2.2 The Short-Term Rental Model

When your clients initially approach you with their goals of purchasing a second home they often have ideas about the rental that are not entirely accurate. These come from the media, friends, and online sources – none of which can be guaranteed to be telling them the right story.

So, you will need to be clear in your own understanding of how vacation (short-term) rental differs from residential (long-term) rental.

There are areas where it all becomes a little fuzzy so even if you’ve been involved with both before, it’s worth getting some more clarity so you can offer the real deal to your clients.

What is a Short Term Rental?

The definition of short-term or vacation rental, can vary from place to place and is often determined by regulations and restrictions. How these are governed depends on zoning, by-laws, and community structures.

  • The legal definition of short rental in MOST US states is any rental period less than 6 months and 31 days. This helps regulate how taxes are paid.
  • These laws vary so it’s important to check with your local municipality to find out what they legally consider “short term” and how they keep track of them.
  • The most popular long-term rental lease term is 12 months and is locked in with a residential lease.

The big issues facing anyone interesting in operating a vacation rental business are the short-term rental restrictions being seen in many areas where no such restrictions would apply for long-term rental. Checking the legalities of rental in every area you serve is an important task for any real estate agent specializing in selling to this market.

  • Regulations may be driven by municipalities, cities or states. Senate Bill 1400 in Florida is an example of state-issued legislation
  • Registration and licensing may be required.
  • HOA restrictions can take precedence over municipal/state laws allowing short-term rentals

This needs clarification at two levels:

County-Level– The county where the property is located must first allow short-term rentals.

Neighborhood Level – Not every area will be impacted by community (neighborhood) intervention, but this is typically where rigid rental restrictions are put into place. This could be in condos, gated communities, and any areas that are governed by localized regulations.

It’s important, as the agent, to research all of the neighborhoods you will be showing to prospective clients and know exactly what their restrictions are.

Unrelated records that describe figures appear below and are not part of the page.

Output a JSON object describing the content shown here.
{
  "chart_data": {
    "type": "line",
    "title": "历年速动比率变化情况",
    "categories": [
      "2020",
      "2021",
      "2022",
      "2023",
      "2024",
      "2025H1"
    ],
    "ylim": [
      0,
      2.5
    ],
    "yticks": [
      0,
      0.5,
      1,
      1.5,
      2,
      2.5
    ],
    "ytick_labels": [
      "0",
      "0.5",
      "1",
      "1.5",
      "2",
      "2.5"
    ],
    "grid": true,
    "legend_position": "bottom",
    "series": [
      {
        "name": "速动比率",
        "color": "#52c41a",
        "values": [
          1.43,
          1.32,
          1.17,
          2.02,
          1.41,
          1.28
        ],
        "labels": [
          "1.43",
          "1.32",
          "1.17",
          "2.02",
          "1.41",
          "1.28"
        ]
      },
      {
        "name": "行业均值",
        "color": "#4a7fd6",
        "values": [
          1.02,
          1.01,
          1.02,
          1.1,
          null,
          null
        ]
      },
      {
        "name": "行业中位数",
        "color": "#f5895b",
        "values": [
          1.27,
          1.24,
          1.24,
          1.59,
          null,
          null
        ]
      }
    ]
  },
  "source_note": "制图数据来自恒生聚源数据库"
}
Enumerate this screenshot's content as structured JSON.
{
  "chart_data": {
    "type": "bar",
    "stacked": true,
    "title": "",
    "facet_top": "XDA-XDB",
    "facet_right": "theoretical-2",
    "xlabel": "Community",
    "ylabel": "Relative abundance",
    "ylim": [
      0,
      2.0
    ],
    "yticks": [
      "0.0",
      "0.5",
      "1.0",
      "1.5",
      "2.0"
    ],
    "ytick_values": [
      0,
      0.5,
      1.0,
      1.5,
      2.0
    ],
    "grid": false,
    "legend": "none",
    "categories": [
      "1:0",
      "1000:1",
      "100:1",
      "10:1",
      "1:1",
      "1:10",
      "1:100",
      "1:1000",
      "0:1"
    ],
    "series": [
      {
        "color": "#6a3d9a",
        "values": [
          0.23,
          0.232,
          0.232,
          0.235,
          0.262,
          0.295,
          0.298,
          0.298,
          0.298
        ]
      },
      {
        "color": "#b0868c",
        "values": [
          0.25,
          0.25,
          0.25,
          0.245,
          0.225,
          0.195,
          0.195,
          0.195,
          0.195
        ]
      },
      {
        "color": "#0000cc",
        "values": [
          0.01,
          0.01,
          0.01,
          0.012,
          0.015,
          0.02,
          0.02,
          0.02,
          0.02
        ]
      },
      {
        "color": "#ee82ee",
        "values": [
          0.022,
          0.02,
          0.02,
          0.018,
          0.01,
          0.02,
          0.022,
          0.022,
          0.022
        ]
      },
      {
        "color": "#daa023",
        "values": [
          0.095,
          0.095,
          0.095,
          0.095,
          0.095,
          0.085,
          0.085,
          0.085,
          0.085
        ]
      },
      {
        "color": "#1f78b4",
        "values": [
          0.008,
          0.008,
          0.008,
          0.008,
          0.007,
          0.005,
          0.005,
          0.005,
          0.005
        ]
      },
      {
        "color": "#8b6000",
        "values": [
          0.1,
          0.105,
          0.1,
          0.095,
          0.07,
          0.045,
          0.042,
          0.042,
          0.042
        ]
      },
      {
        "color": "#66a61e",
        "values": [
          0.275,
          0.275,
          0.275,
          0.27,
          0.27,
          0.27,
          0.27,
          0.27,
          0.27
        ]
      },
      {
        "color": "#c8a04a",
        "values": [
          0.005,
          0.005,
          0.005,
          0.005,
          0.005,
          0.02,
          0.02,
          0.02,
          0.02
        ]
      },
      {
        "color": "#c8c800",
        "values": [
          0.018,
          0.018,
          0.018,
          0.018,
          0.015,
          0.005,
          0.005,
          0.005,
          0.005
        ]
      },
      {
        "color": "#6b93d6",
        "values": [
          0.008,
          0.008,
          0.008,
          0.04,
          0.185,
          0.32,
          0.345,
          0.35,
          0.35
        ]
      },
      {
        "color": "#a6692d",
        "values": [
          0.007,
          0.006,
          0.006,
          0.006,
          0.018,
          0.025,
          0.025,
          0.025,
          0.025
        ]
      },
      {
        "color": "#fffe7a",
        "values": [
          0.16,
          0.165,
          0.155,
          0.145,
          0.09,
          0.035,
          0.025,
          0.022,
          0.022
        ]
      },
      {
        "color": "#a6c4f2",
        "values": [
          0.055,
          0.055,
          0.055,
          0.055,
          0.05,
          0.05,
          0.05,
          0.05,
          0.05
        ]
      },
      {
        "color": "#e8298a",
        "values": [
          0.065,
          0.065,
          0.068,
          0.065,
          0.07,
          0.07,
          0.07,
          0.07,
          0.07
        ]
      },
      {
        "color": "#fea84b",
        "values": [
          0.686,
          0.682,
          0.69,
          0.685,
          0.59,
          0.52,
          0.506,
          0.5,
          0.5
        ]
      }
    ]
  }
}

A worst-case scenario occurs when your client spends months searching online for homes, spends a lot of time and money to fly in to work with you, falls in love with the home and their dreams, and then one week before closing (after it’s too late to get their deposit back) they find out the minimum rental stay in that neighborhood is one week or one month, when their primary intention was to rent it for shorter periods. Now the home has become less marketable for them and they are stuck.

They’re going to blame you and will be unlikely to trust working with you going forward.

If there is no HOA and the property is not located within a community governed by an HOA then as long as the county allows short-term renting, there are no further restrictions for the property.

Short Term Management

The models of management for short-term rental are very different from those operated by residential PM companies. These are some of the features of STR management:

  • Commissions and fees are negotiable based on owner involvement
  • The property manager handles emergency calls
  • The PM owns the right to the reservations they confirm
  • The PM may own the rights to the rental listing profiles, video & photos
  • PM’s own rights to photography and video they procure
  • Owners must carry liability insurance
  • Some PMs only take specific types of homes in the program
  • In some states, PMs must carry a real estate license
  • Full-service PMs control the cleaning crew and maintenance issues

There are additional differences between short-term and residential management

  • A long-term rental property requires one property manager to oversee the home and procure a tenant.
  • A short-term rental property requires a property manager to do the same job as a long-term rental manager but also needs them to be an expert in hospitality, marketing, and management.
  • A long-term rental property is a hands-off investment for the owner in most cases.
  • A short-term rental property can be hands-off but there is more startup and recurring involvement required by the owner over the course of the investment.

What is a Long Term Rental?

Long-term rentals are pretty much what most real estate agents are used to working with. They are much easier to research & acquire as their information is plentiful and most agents understand how the investment works. Typically, they are properties that are leased for 7 months or longer and the rental rate is fixed for the entire term of the lease.

Good school zones are typically sought after for good A+ residential investments. Lower-income areas are sought after for C-type investments. However, short-term rental investors don’t consider either as a means of income generation.

As such, they are a predictable investment for your client. They generate a reliable source of income month after month (assuming you have a good tenant and they pay their rent) and will provide a predictable ROI every year. The downside to a long-term rental is that your client cannot ever use the property for themselves.

This may be a good business model for some investors but others might be seeking more from their property in terms of personal use, or the prospect of greater income from short-term rentals.

Differences in start-up

  • Short-term rental require being furnished and outfitted with specific inventory before they can be placed on the market.
  • Long-term rentals typically required removing all items from the houses and being completely vacant before being rented.
  • Short-term rentals follow a complex set of tax rules that must be overseen by a tax specialist and/or the informed owner.
  • Long-term rentals follow a simple income tax system and are not subject to the additional bed and tangible taxes that a short-term rental is subject to.
  • Short-term rentals require an advanced marketing setup and do not procure guests the same way long-term rentals procure tenants.

The primary goal is to ensure your buyers are qualified from the start so they purchase the right property to meet their needs.